Another issue that looms large for Shank is a bill Anderson could not stop, one the Texas House passed to revoke regulations on dairy farms in Bosque County that had been linked to pollution in the North Bosque River, which flows into Lake Waco. Shank said Sen. Brian Birdwell slowed the measure down in the Senate and the bill ran out of time. But she said it will be introduced again in the next Legislature.

“The bill was likely filed in good faith to try to bring solutions to bear for the dairy industry,” Mayor Dillon Meek said in an interview in late April. “The unintended consequence of that would be, I think, losing the opportunity for the public to comment, and thus increase the risk of greater pollution in the North Bosque River,” the waterway that feeds Lake Waco and supplies the city's drinking water.

“I’m concerned about dairies, north of here on the Bosque River, that were getting cow manure in the river and the water supply 20 years ago,” Shank said. “Our water was brown and it had chunks floating in it.

“We couldn’t drink the water in Waco. We had to get bottled water. Poor people can’t afford bottled water, and we don’t want cow manure in our drinking water.”

She said she became very interested in the bill when Waco Mayor Dillon Meek began going to Austin to try to stop it.

“I can’t believe the East Waco rep, Republican Angelia Orr, would support those dairymen on that bill,” Shank said.

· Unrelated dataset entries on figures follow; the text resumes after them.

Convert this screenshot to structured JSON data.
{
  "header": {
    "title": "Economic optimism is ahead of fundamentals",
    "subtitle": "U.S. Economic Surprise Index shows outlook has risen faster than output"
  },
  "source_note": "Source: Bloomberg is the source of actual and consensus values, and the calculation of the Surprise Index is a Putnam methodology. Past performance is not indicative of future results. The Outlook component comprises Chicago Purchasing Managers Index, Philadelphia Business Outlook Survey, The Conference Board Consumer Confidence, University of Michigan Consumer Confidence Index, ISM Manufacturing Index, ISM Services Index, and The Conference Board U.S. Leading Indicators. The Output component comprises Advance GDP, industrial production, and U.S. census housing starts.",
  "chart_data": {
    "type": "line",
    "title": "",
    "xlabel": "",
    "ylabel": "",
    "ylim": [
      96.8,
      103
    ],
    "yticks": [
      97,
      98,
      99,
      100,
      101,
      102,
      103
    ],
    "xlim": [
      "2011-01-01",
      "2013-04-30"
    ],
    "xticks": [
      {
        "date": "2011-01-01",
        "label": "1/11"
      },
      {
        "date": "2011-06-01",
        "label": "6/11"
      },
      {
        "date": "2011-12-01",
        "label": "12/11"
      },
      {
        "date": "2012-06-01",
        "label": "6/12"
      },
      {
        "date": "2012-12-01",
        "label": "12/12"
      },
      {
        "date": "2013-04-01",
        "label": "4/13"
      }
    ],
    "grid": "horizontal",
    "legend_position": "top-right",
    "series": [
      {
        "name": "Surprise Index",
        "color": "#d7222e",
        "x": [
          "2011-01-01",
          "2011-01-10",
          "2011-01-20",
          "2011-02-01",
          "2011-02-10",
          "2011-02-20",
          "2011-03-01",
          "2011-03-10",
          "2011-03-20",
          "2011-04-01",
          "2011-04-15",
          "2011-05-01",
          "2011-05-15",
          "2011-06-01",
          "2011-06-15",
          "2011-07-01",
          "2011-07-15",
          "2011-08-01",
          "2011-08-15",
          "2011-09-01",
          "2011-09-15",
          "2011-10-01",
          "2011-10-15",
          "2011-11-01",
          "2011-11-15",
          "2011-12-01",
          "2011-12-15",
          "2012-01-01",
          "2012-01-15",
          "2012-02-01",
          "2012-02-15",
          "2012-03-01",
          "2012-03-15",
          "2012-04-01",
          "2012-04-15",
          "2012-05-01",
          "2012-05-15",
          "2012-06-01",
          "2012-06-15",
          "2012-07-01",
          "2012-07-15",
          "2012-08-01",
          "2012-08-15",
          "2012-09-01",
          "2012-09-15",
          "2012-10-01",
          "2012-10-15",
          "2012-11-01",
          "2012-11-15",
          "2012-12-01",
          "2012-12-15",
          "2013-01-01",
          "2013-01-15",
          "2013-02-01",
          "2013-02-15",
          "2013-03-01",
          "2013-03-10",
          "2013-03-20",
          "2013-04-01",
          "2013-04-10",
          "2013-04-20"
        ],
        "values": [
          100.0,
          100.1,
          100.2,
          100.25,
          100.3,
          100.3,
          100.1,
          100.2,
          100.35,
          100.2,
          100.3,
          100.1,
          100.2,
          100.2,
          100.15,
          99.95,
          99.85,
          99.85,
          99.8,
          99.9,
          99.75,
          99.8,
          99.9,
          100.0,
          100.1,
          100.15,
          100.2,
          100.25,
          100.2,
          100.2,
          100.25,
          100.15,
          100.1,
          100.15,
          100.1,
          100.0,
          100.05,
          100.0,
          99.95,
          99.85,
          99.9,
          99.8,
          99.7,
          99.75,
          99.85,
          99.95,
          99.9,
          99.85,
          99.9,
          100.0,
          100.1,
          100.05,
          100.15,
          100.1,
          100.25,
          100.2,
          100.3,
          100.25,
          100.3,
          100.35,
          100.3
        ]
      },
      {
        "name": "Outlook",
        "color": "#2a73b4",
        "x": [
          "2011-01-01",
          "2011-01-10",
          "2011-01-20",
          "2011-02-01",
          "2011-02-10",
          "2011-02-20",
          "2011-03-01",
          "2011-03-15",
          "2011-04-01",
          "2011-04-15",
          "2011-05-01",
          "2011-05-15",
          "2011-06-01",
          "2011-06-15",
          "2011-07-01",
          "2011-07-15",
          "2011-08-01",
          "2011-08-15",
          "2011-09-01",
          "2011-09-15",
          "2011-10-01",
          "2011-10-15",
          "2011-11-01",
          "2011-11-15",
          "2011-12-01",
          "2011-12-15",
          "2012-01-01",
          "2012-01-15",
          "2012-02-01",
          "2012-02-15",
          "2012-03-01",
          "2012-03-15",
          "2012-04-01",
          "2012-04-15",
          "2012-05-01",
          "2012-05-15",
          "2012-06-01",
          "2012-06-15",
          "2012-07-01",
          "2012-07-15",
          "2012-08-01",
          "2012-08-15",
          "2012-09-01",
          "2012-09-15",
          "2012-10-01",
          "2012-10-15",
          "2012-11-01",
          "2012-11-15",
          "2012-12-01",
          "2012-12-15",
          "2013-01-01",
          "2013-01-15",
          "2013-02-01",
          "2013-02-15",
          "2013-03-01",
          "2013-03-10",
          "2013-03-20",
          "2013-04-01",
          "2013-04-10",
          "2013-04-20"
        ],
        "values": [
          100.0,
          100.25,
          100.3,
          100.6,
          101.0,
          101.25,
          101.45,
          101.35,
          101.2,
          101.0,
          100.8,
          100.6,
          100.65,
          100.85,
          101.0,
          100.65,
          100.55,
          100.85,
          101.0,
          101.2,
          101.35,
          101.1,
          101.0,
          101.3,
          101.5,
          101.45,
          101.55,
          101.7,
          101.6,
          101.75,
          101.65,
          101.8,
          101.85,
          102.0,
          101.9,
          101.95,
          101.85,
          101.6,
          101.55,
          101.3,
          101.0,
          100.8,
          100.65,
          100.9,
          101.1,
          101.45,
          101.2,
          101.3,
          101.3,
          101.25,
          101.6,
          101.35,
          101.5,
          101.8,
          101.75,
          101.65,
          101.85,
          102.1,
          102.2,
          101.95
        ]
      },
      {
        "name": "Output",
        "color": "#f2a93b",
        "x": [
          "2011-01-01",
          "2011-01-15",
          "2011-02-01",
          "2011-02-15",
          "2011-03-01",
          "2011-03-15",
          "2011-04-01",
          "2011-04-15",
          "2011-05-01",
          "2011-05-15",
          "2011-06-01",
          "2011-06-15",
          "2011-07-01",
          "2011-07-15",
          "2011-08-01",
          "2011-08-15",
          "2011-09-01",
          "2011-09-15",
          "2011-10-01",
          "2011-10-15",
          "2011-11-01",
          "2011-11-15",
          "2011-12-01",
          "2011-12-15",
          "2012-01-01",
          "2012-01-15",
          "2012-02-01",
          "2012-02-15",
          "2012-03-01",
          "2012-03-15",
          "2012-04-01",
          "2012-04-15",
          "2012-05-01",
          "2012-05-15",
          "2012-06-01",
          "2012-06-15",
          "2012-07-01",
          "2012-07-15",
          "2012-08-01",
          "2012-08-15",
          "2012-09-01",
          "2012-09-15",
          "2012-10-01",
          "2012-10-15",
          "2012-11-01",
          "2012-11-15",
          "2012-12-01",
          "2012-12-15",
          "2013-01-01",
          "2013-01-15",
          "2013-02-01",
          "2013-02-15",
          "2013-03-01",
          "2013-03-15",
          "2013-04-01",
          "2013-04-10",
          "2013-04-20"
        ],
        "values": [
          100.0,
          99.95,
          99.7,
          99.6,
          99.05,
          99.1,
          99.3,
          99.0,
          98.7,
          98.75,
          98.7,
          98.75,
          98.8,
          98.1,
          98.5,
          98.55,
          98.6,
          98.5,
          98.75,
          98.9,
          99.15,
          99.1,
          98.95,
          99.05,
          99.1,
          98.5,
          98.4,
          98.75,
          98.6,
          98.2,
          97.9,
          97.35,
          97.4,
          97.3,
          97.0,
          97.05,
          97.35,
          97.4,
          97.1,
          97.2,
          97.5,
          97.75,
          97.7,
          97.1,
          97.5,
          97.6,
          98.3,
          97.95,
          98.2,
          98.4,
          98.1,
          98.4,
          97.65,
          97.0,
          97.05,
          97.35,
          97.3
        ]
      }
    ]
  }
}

Shank said if the bill passes and the governor signs it, it will make the drinking water in the East Waco portion of Orr’s district polluted.

“How could she vote against her citizens in East Waco?” Shank said of Orr.

Another issue Shank cares about a great deal is energy laws.

“Of course I support our Texas oil and gas industry,” Shank said. “Lots of people have jobs in the oil and gas industry. But too many of the laws our Legislature passes to strengthen the oil and gas industry also seem designed to hurt wind power, solar power and renewable energy.”

Before going to law school Shank worked as a teacher. She is also a veteran’s spouse, mother of three children, a disability advocate and owner of two small businesses, according to a press release for her campaign announcement.

As a bankruptcy attorney, Shank helped more than 6,000 Central Texans during some of the most difficult times in their lives, according to the press release.

“She knows how to listen to folks, understand their issues, and then fight for them in Court,” the statement says.

In the Republican primary for District 56, McLennan County businessman Pat Curry and Devvie Duke, a former commercial insurance official who serves on the party’s State Republican Executive Committee, have announced their candidacy. Attorney General Ken Paxton announced an endorsement of Duke on Tuesday.